Here, this Court further finds that, apart from the trivial nature of the defect, Plaintiff has failed to establish constructive or actual notice of the defect on the part of Defendant. Not only did Panton-Whyte credibly testify that the gap was merely an expansion joint, which was not hazardous, but indeed, Plaintiff's own testimony in this regard is conflicting inasmuch as while Plaintiff claims to have fallen on the third out of the five steps, Plaintiff’s trial exhibits include photographs that show that the step with tape measure is the first step, and not the third step, where Plaintiff seems to have fallen.
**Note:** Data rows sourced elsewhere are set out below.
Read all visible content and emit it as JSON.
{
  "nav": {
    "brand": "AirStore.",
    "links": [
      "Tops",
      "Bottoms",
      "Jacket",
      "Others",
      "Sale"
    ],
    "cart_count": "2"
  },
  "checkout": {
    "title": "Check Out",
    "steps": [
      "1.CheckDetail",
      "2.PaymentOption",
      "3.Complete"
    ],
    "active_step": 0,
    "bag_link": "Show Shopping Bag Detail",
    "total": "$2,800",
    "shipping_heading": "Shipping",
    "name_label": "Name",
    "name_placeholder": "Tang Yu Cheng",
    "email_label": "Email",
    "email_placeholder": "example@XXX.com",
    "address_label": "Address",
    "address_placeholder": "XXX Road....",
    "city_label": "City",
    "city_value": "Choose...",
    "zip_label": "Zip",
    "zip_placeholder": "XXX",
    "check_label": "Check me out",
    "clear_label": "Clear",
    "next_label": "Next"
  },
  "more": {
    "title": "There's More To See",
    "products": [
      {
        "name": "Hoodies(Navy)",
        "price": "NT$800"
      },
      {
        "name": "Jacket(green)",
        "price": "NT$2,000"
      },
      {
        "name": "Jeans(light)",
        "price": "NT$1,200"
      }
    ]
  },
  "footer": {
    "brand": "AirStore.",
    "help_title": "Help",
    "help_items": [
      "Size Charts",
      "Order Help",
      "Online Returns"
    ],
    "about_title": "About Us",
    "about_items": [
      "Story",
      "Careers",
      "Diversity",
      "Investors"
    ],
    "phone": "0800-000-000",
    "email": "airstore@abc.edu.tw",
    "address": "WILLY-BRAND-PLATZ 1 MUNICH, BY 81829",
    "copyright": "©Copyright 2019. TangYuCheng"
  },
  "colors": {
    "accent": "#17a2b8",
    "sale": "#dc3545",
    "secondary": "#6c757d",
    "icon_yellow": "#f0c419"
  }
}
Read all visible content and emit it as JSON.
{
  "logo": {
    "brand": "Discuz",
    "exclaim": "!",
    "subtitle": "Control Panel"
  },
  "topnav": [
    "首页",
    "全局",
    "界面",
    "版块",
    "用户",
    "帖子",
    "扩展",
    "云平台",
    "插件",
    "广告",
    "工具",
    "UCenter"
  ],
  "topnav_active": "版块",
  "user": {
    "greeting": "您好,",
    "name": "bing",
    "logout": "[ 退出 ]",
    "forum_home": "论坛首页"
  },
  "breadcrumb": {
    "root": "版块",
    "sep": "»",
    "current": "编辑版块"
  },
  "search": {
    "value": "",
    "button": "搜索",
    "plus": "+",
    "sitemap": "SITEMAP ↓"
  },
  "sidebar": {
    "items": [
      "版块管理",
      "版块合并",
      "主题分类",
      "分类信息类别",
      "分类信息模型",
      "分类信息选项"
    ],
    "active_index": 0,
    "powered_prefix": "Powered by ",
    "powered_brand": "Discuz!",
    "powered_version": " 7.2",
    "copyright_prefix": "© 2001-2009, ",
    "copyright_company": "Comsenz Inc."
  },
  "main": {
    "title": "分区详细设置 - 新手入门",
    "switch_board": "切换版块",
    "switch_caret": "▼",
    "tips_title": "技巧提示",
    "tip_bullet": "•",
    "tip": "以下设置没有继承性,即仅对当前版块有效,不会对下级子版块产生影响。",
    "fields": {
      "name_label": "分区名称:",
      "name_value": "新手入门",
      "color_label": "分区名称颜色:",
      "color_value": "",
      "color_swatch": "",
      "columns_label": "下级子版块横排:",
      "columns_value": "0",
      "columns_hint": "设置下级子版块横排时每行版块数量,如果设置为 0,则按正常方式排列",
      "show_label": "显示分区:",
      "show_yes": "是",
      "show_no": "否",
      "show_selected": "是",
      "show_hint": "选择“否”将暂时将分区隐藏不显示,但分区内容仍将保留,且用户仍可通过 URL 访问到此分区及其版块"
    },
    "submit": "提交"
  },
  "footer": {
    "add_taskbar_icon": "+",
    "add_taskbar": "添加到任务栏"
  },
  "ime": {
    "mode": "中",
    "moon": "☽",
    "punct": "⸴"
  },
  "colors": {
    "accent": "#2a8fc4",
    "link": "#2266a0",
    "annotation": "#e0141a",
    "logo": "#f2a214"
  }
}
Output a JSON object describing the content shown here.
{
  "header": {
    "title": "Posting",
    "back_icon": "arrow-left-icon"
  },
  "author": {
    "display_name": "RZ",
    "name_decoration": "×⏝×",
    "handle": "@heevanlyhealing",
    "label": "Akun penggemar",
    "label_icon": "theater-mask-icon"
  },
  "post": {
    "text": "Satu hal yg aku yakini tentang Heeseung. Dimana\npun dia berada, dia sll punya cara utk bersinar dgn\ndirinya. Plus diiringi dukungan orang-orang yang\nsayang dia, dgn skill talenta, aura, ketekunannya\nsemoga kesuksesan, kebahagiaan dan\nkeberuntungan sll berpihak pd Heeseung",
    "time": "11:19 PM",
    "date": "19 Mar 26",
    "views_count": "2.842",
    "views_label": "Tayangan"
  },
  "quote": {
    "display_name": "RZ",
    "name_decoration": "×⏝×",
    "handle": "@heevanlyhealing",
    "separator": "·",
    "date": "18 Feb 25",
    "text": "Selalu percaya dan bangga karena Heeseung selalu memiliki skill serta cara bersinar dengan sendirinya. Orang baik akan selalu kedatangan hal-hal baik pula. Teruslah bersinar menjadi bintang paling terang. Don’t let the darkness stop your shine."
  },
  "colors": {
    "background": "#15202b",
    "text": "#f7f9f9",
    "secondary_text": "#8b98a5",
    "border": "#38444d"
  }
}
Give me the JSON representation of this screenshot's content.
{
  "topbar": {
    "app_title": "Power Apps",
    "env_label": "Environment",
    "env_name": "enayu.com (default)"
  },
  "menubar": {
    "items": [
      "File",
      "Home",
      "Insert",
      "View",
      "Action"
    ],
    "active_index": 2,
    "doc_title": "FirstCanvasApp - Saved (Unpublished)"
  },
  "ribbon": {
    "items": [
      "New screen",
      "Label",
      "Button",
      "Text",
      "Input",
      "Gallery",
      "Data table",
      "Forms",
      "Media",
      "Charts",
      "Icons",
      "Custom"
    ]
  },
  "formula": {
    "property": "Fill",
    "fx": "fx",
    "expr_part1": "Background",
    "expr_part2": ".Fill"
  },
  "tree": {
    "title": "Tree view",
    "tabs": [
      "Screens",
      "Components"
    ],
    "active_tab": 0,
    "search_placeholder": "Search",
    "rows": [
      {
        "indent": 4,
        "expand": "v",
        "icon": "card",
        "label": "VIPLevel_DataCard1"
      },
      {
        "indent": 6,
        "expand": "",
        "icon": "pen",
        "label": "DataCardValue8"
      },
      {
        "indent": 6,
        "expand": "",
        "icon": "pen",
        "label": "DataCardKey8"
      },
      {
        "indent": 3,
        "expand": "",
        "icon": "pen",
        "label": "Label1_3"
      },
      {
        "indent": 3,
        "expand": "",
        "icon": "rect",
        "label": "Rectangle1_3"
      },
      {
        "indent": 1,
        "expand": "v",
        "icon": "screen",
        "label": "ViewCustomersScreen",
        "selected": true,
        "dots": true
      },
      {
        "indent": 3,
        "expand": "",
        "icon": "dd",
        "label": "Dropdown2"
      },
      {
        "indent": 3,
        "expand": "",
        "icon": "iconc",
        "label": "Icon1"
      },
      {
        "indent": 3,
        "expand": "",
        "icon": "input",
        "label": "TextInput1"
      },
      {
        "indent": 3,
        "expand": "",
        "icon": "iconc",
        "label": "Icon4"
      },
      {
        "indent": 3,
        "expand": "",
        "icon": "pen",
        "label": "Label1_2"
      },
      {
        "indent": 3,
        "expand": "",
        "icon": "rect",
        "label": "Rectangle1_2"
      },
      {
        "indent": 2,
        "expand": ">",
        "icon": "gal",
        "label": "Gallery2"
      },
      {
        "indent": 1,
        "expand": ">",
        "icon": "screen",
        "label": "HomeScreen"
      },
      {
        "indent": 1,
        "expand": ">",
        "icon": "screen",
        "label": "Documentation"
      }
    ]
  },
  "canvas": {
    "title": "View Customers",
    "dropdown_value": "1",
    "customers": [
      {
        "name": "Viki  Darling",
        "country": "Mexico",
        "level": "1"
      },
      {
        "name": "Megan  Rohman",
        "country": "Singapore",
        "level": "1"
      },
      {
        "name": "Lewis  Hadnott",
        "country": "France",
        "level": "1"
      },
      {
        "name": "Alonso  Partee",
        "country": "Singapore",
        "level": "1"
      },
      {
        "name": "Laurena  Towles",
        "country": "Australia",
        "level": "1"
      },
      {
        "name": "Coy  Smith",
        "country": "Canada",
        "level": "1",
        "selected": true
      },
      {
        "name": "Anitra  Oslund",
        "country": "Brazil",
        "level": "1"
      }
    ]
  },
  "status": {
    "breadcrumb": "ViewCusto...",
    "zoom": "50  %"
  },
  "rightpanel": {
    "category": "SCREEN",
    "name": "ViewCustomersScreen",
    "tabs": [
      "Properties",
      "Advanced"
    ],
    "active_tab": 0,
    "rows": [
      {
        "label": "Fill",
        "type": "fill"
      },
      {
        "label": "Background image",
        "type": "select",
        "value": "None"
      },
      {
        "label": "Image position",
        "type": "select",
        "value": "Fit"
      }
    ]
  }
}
Id. at 20; see Pl.’s Trial Ex. 4-6. Further, at one point during the trial, Plaintiff erroneously testified that the crack was five inches wide, as opposed to five-eights of an inch wide. Id. at 30-34. In any event, Plaintiff never reported either condition of the stairway, nor did anyone discover or report any problem with it during the regular inspections conducted by Panton-Whyte. Id. at 43. Indeed, this Court credits the testimony of Panton-Whyte that she did not observe any defect on the stairs. See Ducrepin, 964 F.Supp. at 664 (holding that the plaintiff has failed to establish constructive or actual notice of the defect on the part of defendant); see also McHale v. Westcott, 893 F.Supp. 143, 148–49 (N.D.N.Y.1995)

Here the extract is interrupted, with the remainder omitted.